Spring 2004 Grantee List
Community Organizing
- Action for Community Empowerment ($6,000) www.actionace.org
To fund the Youth Organizing program, a peer-led community organizing and leadership development program for young people in Harlem.
- API AIDS Ad Hoc Committee (Esta Armstrong Fund grant designee) ($4,000)
To establish an organizing and training drop in-center; provide skill development and social justice training to people living with AIDS and their allies; and develop a training model for other immigrant communities seeking to fight HIV/AIDS discrimination.
- Centro Hispano "Cuzcátlan" ($6,000)
To strengthen the United Tenants' Coalition and The Rufus King Park Neighborhood Association by increasing membership and impacting city policies on housing rights.
- Coalition of Institutionalized Aged and Disabled ($2,000) www.ciadny.org
To organize and educate adult home residents to advocate for themselves; increase staff in nursing homes; and ensure consumer protection for assisted-living residents.

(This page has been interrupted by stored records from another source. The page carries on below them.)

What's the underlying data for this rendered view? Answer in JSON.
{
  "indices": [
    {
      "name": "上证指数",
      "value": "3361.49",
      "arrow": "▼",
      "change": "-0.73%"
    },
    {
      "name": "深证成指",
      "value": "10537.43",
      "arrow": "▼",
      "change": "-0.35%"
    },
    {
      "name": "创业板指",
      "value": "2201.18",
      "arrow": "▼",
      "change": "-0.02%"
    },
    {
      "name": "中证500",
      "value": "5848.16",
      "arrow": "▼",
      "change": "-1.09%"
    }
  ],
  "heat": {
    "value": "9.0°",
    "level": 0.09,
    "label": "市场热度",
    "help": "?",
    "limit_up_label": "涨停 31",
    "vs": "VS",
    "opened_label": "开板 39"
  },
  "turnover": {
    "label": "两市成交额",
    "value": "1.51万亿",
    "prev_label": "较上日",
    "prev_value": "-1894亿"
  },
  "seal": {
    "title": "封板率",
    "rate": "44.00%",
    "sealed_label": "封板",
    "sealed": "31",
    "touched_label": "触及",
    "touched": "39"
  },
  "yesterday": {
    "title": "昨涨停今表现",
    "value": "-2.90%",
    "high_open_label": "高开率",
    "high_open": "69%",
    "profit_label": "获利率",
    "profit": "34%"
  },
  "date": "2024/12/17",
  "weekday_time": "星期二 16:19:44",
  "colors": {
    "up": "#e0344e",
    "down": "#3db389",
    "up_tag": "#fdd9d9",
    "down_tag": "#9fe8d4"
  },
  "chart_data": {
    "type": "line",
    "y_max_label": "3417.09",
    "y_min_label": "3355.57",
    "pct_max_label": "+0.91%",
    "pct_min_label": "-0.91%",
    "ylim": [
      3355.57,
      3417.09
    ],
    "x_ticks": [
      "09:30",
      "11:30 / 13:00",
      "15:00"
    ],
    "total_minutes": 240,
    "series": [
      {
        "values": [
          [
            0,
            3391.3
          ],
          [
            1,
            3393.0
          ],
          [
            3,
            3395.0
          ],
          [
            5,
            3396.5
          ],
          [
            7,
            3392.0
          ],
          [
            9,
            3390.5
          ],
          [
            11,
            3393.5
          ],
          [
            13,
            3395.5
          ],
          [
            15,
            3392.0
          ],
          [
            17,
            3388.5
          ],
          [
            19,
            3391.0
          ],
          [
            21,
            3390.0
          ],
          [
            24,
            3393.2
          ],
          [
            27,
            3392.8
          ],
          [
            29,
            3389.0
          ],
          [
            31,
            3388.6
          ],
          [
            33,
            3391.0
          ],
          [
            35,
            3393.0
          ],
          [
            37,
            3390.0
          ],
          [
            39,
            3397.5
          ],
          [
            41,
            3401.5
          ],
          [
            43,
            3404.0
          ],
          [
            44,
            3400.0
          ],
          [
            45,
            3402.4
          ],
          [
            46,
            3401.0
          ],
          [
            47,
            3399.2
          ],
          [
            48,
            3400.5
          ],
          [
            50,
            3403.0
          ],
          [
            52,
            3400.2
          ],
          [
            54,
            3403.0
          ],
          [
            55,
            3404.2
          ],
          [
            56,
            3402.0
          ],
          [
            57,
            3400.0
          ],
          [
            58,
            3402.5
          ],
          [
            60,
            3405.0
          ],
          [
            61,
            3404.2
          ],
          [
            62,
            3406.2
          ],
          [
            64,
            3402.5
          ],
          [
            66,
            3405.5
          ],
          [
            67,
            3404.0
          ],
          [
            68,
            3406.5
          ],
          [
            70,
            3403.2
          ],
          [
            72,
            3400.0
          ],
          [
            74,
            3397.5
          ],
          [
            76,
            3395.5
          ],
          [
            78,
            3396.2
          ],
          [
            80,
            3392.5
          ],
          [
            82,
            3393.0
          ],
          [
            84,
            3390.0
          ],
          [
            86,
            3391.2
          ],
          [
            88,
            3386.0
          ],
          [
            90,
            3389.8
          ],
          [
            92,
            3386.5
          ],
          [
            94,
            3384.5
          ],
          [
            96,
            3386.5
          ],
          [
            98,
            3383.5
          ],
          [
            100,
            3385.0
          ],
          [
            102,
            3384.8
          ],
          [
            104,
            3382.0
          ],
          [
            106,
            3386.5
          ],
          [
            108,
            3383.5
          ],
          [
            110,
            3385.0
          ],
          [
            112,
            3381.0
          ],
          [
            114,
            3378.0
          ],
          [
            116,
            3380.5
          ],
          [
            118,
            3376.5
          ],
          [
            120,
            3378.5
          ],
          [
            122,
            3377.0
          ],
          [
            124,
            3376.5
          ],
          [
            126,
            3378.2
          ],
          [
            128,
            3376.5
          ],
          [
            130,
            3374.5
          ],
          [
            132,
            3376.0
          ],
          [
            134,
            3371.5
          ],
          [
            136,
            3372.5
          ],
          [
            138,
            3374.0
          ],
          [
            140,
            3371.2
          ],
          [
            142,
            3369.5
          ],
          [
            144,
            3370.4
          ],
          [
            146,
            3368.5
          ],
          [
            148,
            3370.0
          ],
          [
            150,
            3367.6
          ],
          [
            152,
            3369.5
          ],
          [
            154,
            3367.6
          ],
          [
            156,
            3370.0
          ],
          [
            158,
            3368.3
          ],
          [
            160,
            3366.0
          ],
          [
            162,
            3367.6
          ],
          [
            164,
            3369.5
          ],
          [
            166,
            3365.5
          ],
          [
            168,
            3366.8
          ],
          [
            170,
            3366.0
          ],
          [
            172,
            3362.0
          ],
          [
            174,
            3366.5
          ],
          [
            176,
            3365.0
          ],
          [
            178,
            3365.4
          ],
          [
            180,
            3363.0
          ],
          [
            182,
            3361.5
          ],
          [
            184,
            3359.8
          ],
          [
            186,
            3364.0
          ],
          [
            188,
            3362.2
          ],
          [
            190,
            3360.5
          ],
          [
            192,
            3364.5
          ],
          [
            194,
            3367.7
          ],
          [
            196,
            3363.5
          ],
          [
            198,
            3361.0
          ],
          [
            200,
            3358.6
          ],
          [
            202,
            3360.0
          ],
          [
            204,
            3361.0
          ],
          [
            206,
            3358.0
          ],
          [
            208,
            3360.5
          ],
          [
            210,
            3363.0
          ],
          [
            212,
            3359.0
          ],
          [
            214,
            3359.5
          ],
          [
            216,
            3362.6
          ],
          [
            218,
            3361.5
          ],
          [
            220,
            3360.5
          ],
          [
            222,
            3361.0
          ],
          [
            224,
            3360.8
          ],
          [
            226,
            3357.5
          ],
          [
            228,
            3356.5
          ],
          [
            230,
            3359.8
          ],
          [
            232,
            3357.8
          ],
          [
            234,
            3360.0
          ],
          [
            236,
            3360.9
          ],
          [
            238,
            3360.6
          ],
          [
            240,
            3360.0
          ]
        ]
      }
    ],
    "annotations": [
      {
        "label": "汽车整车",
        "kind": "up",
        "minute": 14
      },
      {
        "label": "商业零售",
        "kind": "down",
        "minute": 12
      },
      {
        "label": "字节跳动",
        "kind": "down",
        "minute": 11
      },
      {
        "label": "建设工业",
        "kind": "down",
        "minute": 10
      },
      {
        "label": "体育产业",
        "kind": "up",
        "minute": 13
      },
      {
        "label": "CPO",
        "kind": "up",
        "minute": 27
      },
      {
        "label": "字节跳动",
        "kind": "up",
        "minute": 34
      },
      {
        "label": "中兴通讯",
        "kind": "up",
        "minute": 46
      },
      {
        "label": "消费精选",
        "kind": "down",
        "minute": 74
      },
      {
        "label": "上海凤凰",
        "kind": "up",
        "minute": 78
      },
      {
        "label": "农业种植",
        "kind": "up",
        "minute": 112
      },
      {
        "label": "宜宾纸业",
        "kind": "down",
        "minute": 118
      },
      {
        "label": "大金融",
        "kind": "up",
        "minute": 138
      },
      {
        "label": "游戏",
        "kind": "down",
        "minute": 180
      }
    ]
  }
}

- Community Action Project ($6,000) www.capbrooklyn.org
To improve the quality of life for residents of Flatbush and East Flatbush; obtain better funding for schools through increased parental involvement; and ensure vital services are available to recent immigrants.
- Desis Rising Up and Moving ($4,000) www.drumnation.org
To build leadership among families of detainees; and launch community-based campaigns through the Immigrant Justice and Youth Power! projects.
- Families United for Racial & Economic Equality ($6,000) www.furee.org
To advocate for better wages and working conditions for people of color; secure access to education and training instead of workfare assignments; and develop leadership among our 100+ new members.
- Green Worker Cooperatives ($4,000)
To foster environmental and economic justice by developing worker-owned and environmentally-friendly businesses in the South Bronx.
- Haitian Women for Haitian Refugees ($6,000)
To support our transition to a membership-based organization with a greater focus on organizing, educating and mobilizing the Haitian community in New York City.
- Latino Gay Men of New York ($2,000) www.lgmny.org
To support VOCES, a leadership development & community training program for young adult gay men.
- Mirabal Sisters Cultural and Community Center ($6,000)
To organize Latinos (mostly Dominicans) in Hamilton Heights around issues of environmental justice, education, arts and popular culture, youth affairs, and family and social violence.
- NYC AIDS Housing Network ($6,000) www.nycahn.org
To continue our struggle for affordable housing and healthcare for people living with HIV/AIDS, especially low-income people of color.
- Public Housing Residents of the Lower East Side ($6,000)
To change the public perception of public housing residents and advocate for expanded employment opportunities.
Advocacy
- Battered Women's Resource Center ($2,000) www.vowbwrc.org
To continue and expand the "Voices of Women" project, which provides leadership training and development opportunities to survivors of domestic violence.
- b-healthy! ($2,000) www.b-healthy.org
To help low-income youth learn about their personal health and make connections between food/agriculture and the socio-economic health of their communities.
- Metro NY Health Care for All Campaign ($4,000)
To coordinate advocacy strategies for health care reform locally, regionally and nationally.
- Metropolitan Council on Housing ($2,000) www.metcouncil.net
To expand organizing among immigrant communities; recruit tenants to become active leaders of the organization; and continue workshops on tenants' rights.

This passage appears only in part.